Trinidad and Tobago is drafting green hydrogen policies to transition its gas-based industries to the emerging fuel, starting with ammonia, the energy ministry told Argus.
In one $300mn project, BP and Shell will produce 130MW from two solar farms to run an electrolyzer that would produce 27,200 t/yr of green hydrogen by 2024, the ministry said.
Trinidad's state-owned utility NEC and state-owned natural gas firm NGC have concluded agreements with local energy consultancy Kenesjay Green subsidiary NewGen to manage the green ammonia project. Kenesjay Green has not responded to a request from Argus for project details.
"This will be one of the biggest green hydrogen ventures globally," the ministry said. "It will provide the basis for a move away from our use of natural gas.

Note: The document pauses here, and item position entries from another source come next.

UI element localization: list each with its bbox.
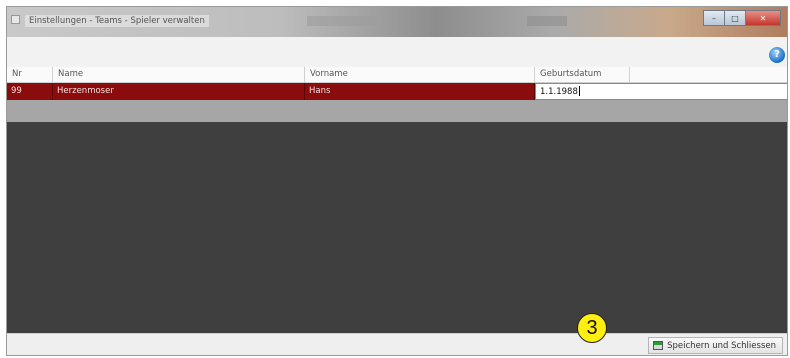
- window-title: Einstellungen - Teams - Spieler verwalte…: [25, 15, 209, 27]
- geburtsdatum-value: 1.1.1988: [540, 87, 578, 97]
- window-controls: – □ ✕: [703, 10, 781, 28]
- bottom-bar: Speichern und Schliessen: [7, 333, 787, 355]
- close-button[interactable]: ✕: [745, 10, 781, 26]
- annotation-marker: 3: [577, 313, 607, 343]
- blurred-background: [527, 16, 567, 26]
- column-header-vorname[interactable]: Vorname: [305, 67, 535, 82]
- maximize-button[interactable]: □: [724, 10, 746, 26]
- help-icon[interactable]: ?: [769, 47, 785, 63]
- cell-name[interactable]: Herzenmoser: [53, 83, 305, 100]
- cell-vorname[interactable]: Hans: [305, 83, 535, 100]
- table-row[interactable]: 99 Herzenmoser Hans 1.1.1988: [7, 83, 787, 100]
- player-grid[interactable]: Nr Name Vorname Geburtsdatum 99 Herzenmo…: [7, 67, 787, 333]
- app-icon: [11, 15, 20, 24]
- save-button-label: Speichern und Schliessen: [667, 340, 776, 351]
- column-header-geburtsdatum[interactable]: Geburtsdatum: [535, 67, 630, 82]
- new-row-area[interactable]: [7, 100, 787, 122]
- minimize-button[interactable]: –: [703, 10, 725, 26]
- save-icon: [653, 341, 664, 350]
- text-caret: [578, 86, 580, 96]
- blurred-background: [307, 16, 377, 26]
- title-bar[interactable]: Einstellungen - Teams - Spieler verwalte…: [7, 7, 787, 37]
- grid-header: Nr Name Vorname Geburtsdatum: [7, 67, 787, 83]
- player-management-window: Einstellungen - Teams - Spieler verwalte…: [6, 6, 788, 356]
- column-header-nr[interactable]: Nr: [7, 67, 53, 82]
- cell-geburtsdatum-editor[interactable]: 1.1.1988: [535, 83, 787, 100]
- save-and-close-button[interactable]: Speichern und Schliessen: [648, 337, 783, 354]
- column-header-name[interactable]: Name: [53, 67, 305, 82]
- cell-nr[interactable]: 99: [7, 83, 53, 100]
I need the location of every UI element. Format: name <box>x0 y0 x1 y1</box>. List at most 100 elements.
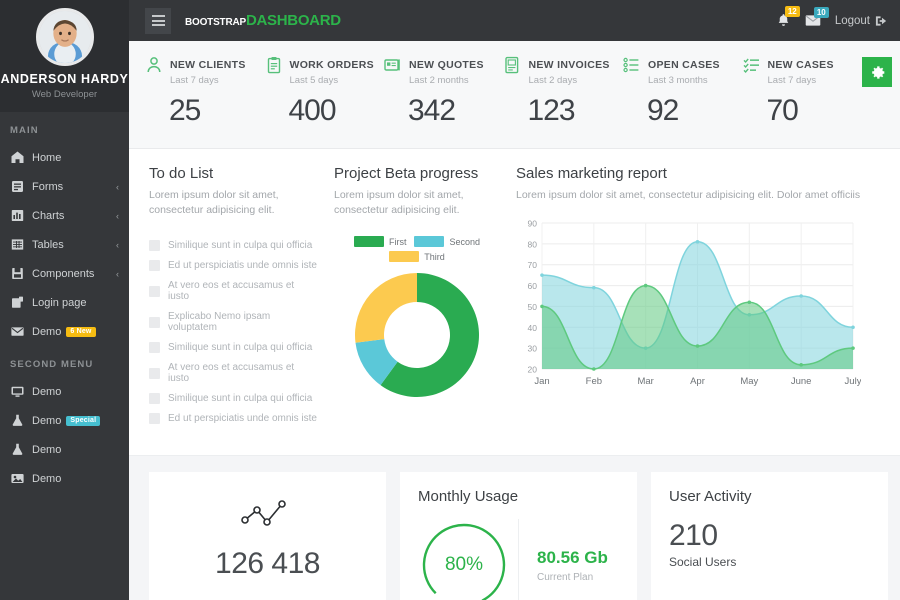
todo-checkbox[interactable] <box>149 393 160 405</box>
todo-item-label: At vero eos et accusamus et iusto <box>168 362 295 385</box>
notifications-button[interactable]: 12 <box>776 6 800 28</box>
brand-logo[interactable]: BOOTSTRAP DASHBOARD <box>185 12 341 29</box>
sidebar-item-demo-11[interactable]: Demo Special <box>0 406 129 435</box>
todo-checkbox[interactable] <box>149 342 160 354</box>
avatar <box>35 8 94 66</box>
todo-item[interactable]: Ed ut perspiciatis unde omnis iste <box>149 413 318 425</box>
user-activity-caption: Social Users <box>669 555 737 570</box>
data-point <box>747 300 752 305</box>
sidebar-profile: ANDERSON HARDY Web Developer <box>0 0 129 112</box>
user-activity-value: 210 <box>669 519 718 553</box>
sidebar-item-charts-02[interactable]: Charts ‹ <box>0 201 129 230</box>
y-axis-tick-label: 90 <box>528 219 538 229</box>
profile-role: Web Developer <box>31 89 98 100</box>
sidebar-item-demo-06[interactable]: Demo 6 New <box>0 317 129 346</box>
flask-icon <box>12 414 23 426</box>
hamburger-icon[interactable] <box>145 7 171 34</box>
mail-icon <box>11 327 24 336</box>
dashboard-app: ANDERSON HARDY Web Developer MAIN Home For… <box>0 0 900 600</box>
sidebar-item-forms-01[interactable]: Forms ‹ <box>0 172 129 201</box>
logout-button[interactable]: Logout <box>835 15 888 27</box>
usage-gauge: 80% <box>418 519 510 600</box>
person-icon <box>147 57 161 73</box>
sparkline-icon <box>240 500 286 527</box>
main-area: BOOTSTRAP DASHBOARD 12 10 Logout NEW CLI… <box>129 0 900 600</box>
stat-text: NEW QUOTES Last 2 months <box>409 55 484 86</box>
donut-legend-item: Second <box>414 236 480 248</box>
usage-gauge-label: 80% <box>444 554 484 576</box>
sidebar-item-label: Components <box>32 267 95 280</box>
stat-card-open-cases: OPEN CASES Last 3 months 92 <box>623 55 743 128</box>
stat-title: WORK ORDERS <box>289 59 374 71</box>
sales-panel: Sales marketing report Lorem ipsum dolor… <box>516 165 888 433</box>
checklist-icon <box>743 58 759 74</box>
y-axis-tick-label: 80 <box>528 240 538 250</box>
sidebar-item-components-04[interactable]: Components ‹ <box>0 259 129 288</box>
sidebar-item-login-page-05[interactable]: Login page <box>0 288 129 317</box>
sidebar-item-demo-10[interactable]: Demo <box>0 377 129 406</box>
data-point <box>540 273 544 278</box>
list-dots-icon-wrap <box>623 56 641 74</box>
todo-item[interactable]: Ed ut perspiciatis unde omnis iste <box>149 260 318 272</box>
charts-icon-wrap <box>10 208 25 223</box>
todo-checkbox[interactable] <box>149 367 160 379</box>
invoice-icon-wrap <box>504 56 522 74</box>
panels-row: To do List Lorem ipsum dolor sit amet, c… <box>129 149 900 457</box>
stat-value: 92 <box>647 94 679 127</box>
todo-item[interactable]: At vero eos et accusamus et iusto <box>149 362 318 384</box>
x-axis-tick-label: July <box>845 376 861 387</box>
stat-value: 342 <box>408 94 456 127</box>
stat-card-work-orders: WORK ORDERS Last 5 days 400 <box>265 55 385 128</box>
todo-item[interactable]: At vero eos et accusamus et iusto <box>149 280 318 302</box>
y-axis-tick-label: 70 <box>528 260 538 270</box>
stat-title: NEW QUOTES <box>409 59 484 71</box>
flask-icon <box>12 443 23 455</box>
todo-checkbox[interactable] <box>149 316 160 328</box>
sidebar-nav: MAIN Home Forms ‹ Charts ‹ Tables ‹ Components ‹ L… <box>0 112 129 493</box>
todo-item[interactable]: Explicabo Nemo ipsam voluptatem <box>149 311 318 333</box>
stat-value: 400 <box>288 94 337 127</box>
todo-item[interactable]: Similique sunt in culpa qui officia <box>149 240 318 252</box>
usage-caption: Current Plan <box>537 571 594 583</box>
todo-checkbox[interactable] <box>149 413 160 425</box>
sales-title: Sales marketing report <box>516 165 667 182</box>
sidebar-item-demo-12[interactable]: Demo <box>0 435 129 464</box>
stat-subtitle: Last 2 days <box>528 75 578 86</box>
tables-icon-wrap <box>10 237 25 252</box>
todo-checkbox[interactable] <box>149 260 160 272</box>
sidebar-item-label: Login page <box>32 296 87 309</box>
image-icon <box>11 474 24 483</box>
todo-checkbox[interactable] <box>149 285 160 297</box>
stat-header: NEW CASES Last 7 days <box>743 55 859 86</box>
image-icon-wrap <box>10 471 25 486</box>
y-axis-tick-label: 40 <box>528 323 538 333</box>
x-axis-tick-label: May <box>740 376 758 387</box>
logout-label: Logout <box>834 14 870 27</box>
user-avatar-photo-icon <box>38 11 91 63</box>
logout-icon <box>875 15 887 26</box>
x-axis-tick-label: Feb <box>586 376 602 387</box>
y-axis-tick-label: 30 <box>528 344 538 354</box>
home-icon <box>11 151 24 163</box>
home-icon-wrap <box>10 150 25 165</box>
clipboard-icon-wrap <box>265 56 283 74</box>
todo-item[interactable]: Similique sunt in culpa qui officia <box>149 342 318 354</box>
stat-value: 70 <box>766 94 799 127</box>
todo-item[interactable]: Similique sunt in culpa qui officia <box>149 393 318 405</box>
sidebar-item-home-00[interactable]: Home <box>0 143 129 172</box>
todo-checkbox[interactable] <box>149 240 160 252</box>
messages-button[interactable]: 10 <box>805 7 829 27</box>
monitor-icon-wrap <box>10 384 25 399</box>
gear-button[interactable] <box>862 57 892 87</box>
sidebar-item-tables-03[interactable]: Tables ‹ <box>0 230 129 259</box>
stats-strip: NEW CLIENTS Last 7 days 25 WORK ORDERS Last … <box>129 41 900 149</box>
stat-text: NEW CLIENTS Last 7 days <box>170 55 246 86</box>
stat-title: NEW CLIENTS <box>170 59 246 71</box>
sidebar-item-demo-13[interactable]: Demo <box>0 464 129 493</box>
todo-item-label: Explicabo Nemo ipsam voluptatem <box>168 311 271 334</box>
stat-subtitle: Last 2 months <box>409 75 469 86</box>
x-axis-tick-label: Jan <box>534 376 549 387</box>
x-axis-tick-label: Apr <box>690 376 705 387</box>
stat-header: OPEN CASES Last 3 months <box>623 55 739 86</box>
sidebar-item-label: Demo <box>32 325 62 338</box>
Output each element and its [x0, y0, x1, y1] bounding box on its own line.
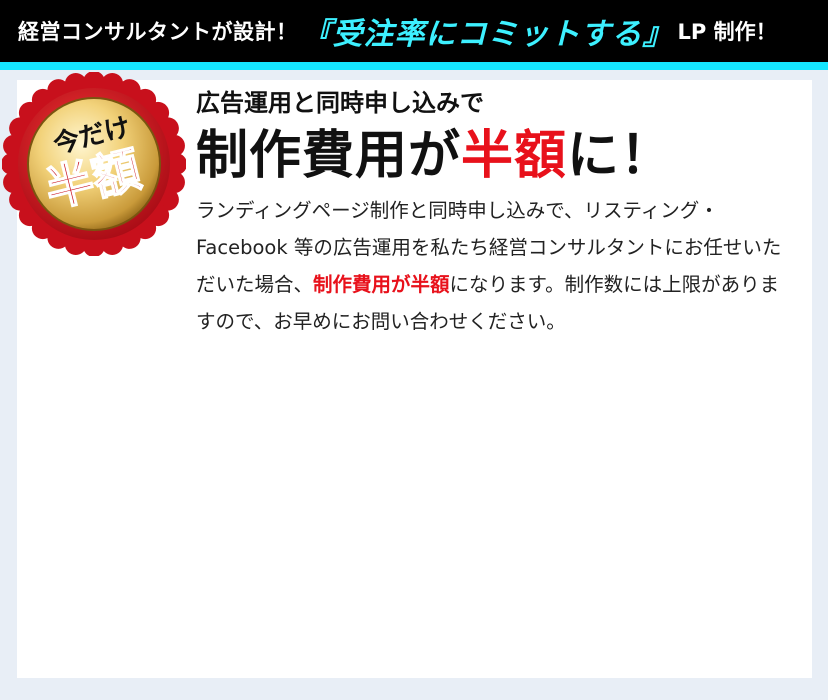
headline-accent: 半額 [461, 126, 568, 186]
header-tail: LP 制作！ [677, 20, 777, 44]
header-lead: 経営コンサルタントが設計！ [18, 20, 298, 44]
header-highlight: 『受注率にコミットする』 [301, 17, 674, 52]
body-text: ランディングページ制作と同時申し込みで、リスティング・Facebook 等の広告… [196, 192, 796, 340]
half-price-badge: 今だけ 半額 [2, 72, 186, 256]
headline-after: に！ [567, 126, 674, 186]
headline-before: 制作費用が [196, 126, 462, 186]
promo-content: 広告運用と同時申し込みで 制作費用が半額に！ ランディングページ制作と同時申し込… [196, 86, 796, 340]
headline: 制作費用が半額に！ [196, 124, 796, 188]
body-emphasis: 制作費用が半額 [313, 273, 450, 296]
header-banner: 経営コンサルタントが設計！ 『受注率にコミットする』 LP 制作！ [0, 0, 828, 62]
intro-line: 広告運用と同時申し込みで [196, 89, 484, 117]
accent-divider [0, 62, 828, 70]
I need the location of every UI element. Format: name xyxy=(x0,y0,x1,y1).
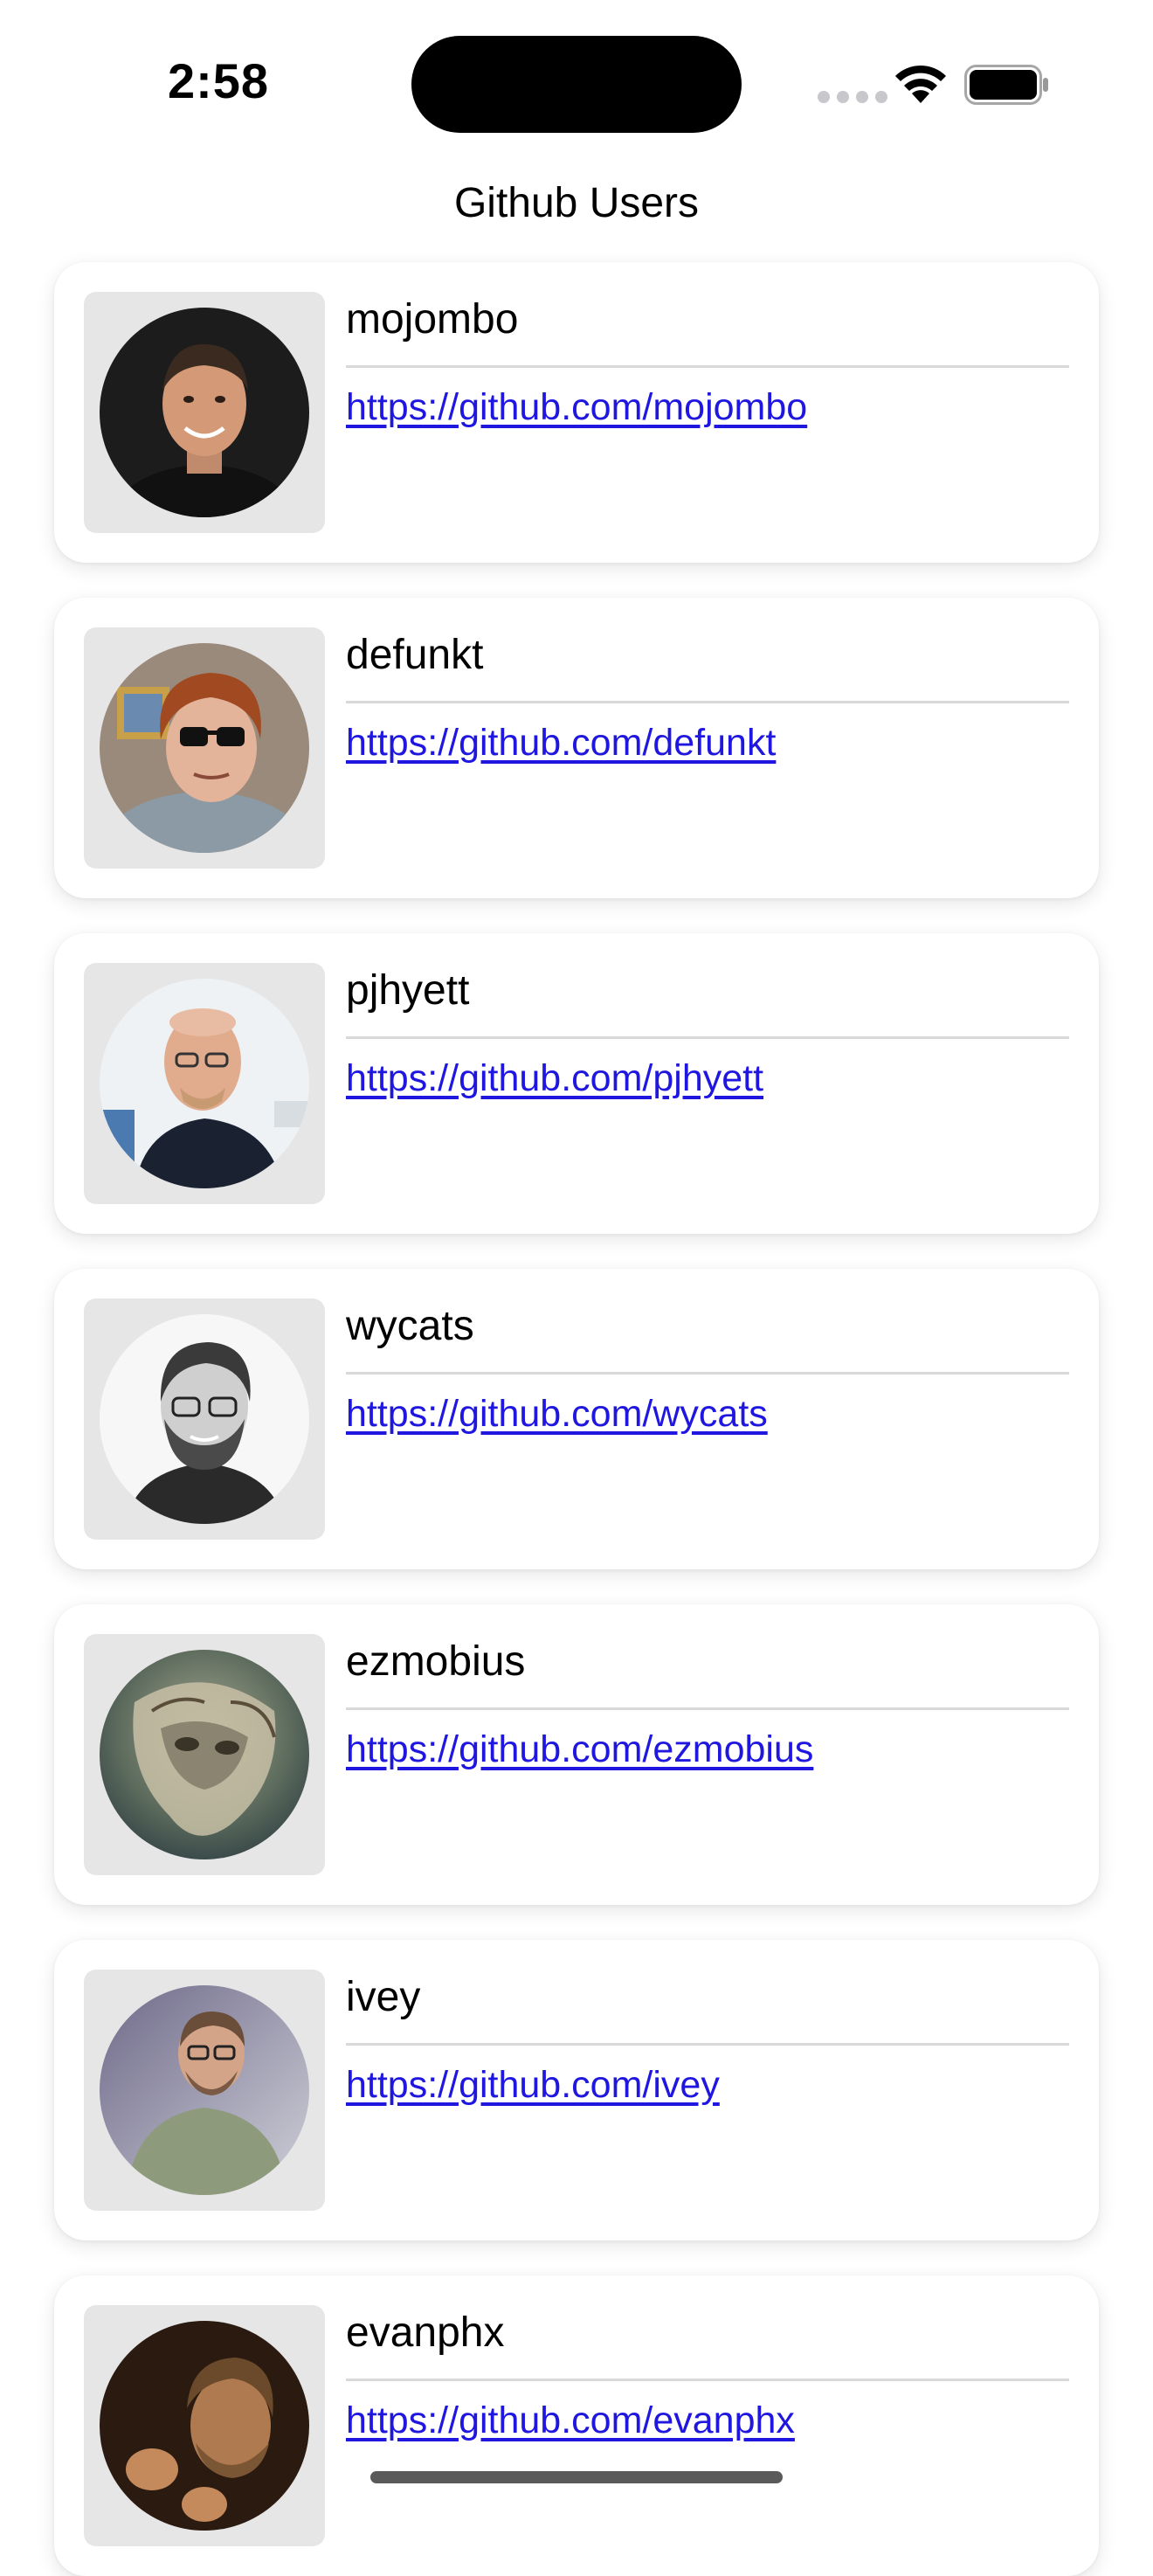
user-card[interactable]: wycats https://github.com/wycats xyxy=(54,1269,1099,1569)
profile-link[interactable]: https://github.com/pjhyett xyxy=(346,1057,763,1100)
avatar xyxy=(100,1650,309,1859)
profile-link[interactable]: https://github.com/defunkt xyxy=(346,722,776,765)
user-card[interactable]: ezmobius https://github.com/ezmobius xyxy=(54,1604,1099,1905)
avatar-frame xyxy=(84,1970,325,2211)
user-name: evanphx xyxy=(346,2309,505,2356)
alien-avatar-icon xyxy=(100,1650,309,1859)
user-card[interactable]: defunkt https://github.com/defunkt xyxy=(54,598,1099,898)
divider xyxy=(346,365,1069,368)
person-avatar-icon xyxy=(100,2321,309,2531)
user-name: pjhyett xyxy=(346,967,470,1014)
avatar-frame xyxy=(84,627,325,869)
user-name: defunkt xyxy=(346,632,484,678)
cellular-signal-icon xyxy=(818,91,887,103)
avatar-frame xyxy=(84,1298,325,1540)
avatar xyxy=(100,308,309,517)
avatar-frame xyxy=(84,292,325,533)
user-card[interactable]: pjhyett https://github.com/pjhyett xyxy=(54,933,1099,1234)
avatar-frame xyxy=(84,2305,325,2546)
battery-icon xyxy=(964,65,1048,105)
user-name: mojombo xyxy=(346,296,519,343)
profile-link[interactable]: https://github.com/evanphx xyxy=(346,2399,795,2442)
user-name: ivey xyxy=(346,1974,421,2020)
profile-link[interactable]: https://github.com/ivey xyxy=(346,2064,720,2107)
profile-link[interactable]: https://github.com/wycats xyxy=(346,1393,768,1436)
avatar-frame xyxy=(84,1634,325,1875)
person-avatar-icon xyxy=(100,979,309,1188)
divider xyxy=(346,1707,1069,1710)
avatar xyxy=(100,2321,309,2531)
user-card[interactable]: mojombo https://github.com/mojombo xyxy=(54,262,1099,563)
divider xyxy=(346,2043,1069,2046)
status-bar: 2:58 xyxy=(0,0,1153,149)
user-name: ezmobius xyxy=(346,1638,526,1685)
avatar-frame xyxy=(84,963,325,1204)
person-avatar-icon xyxy=(100,1314,309,1524)
profile-link[interactable]: https://github.com/ezmobius xyxy=(346,1728,813,1771)
user-card[interactable]: evanphx https://github.com/evanphx xyxy=(54,2275,1099,2576)
status-time: 2:58 xyxy=(167,53,270,108)
page-title: Github Users xyxy=(453,180,700,226)
avatar xyxy=(100,979,309,1188)
divider xyxy=(346,2379,1069,2381)
user-name: wycats xyxy=(346,1303,474,1349)
wifi-icon xyxy=(895,65,946,103)
avatar xyxy=(100,1985,309,2195)
dynamic-island xyxy=(411,36,742,133)
divider xyxy=(346,1372,1069,1375)
profile-link[interactable]: https://github.com/mojombo xyxy=(346,386,807,429)
person-avatar-icon xyxy=(100,1985,309,2195)
home-indicator[interactable] xyxy=(370,2471,783,2483)
divider xyxy=(346,1036,1069,1039)
person-avatar-icon xyxy=(100,308,309,517)
person-avatar-icon xyxy=(100,643,309,853)
divider xyxy=(346,701,1069,703)
avatar xyxy=(100,643,309,853)
user-card[interactable]: ivey https://github.com/ivey xyxy=(54,1940,1099,2240)
avatar xyxy=(100,1314,309,1524)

"We see this leading to increased production of green hydrogen to produce green ammonia, and later for use in other aspects of the country's energy."
Trinidad's planned shift to hydrogen coincides with years of gas supply curtailments to petrochemical, fertilizer and LNG plants owing to a shortfall in production.
Ammonia exports from Point Lisas reached a monthly high for 2021 of 368,000t in June, while January-June exports were down by around 16pc at 1.8mn t on the year, driven by outages and gas curtailments. Gas supply shortages took one of Nutrien's four ammonia units off line and Koch's facility was running at lower rates.
Trinidad joins a regional push to develop hydrogen, with Brazil and Chile leading the way. Colombia also issued a draft roadmap for the new fuel last week.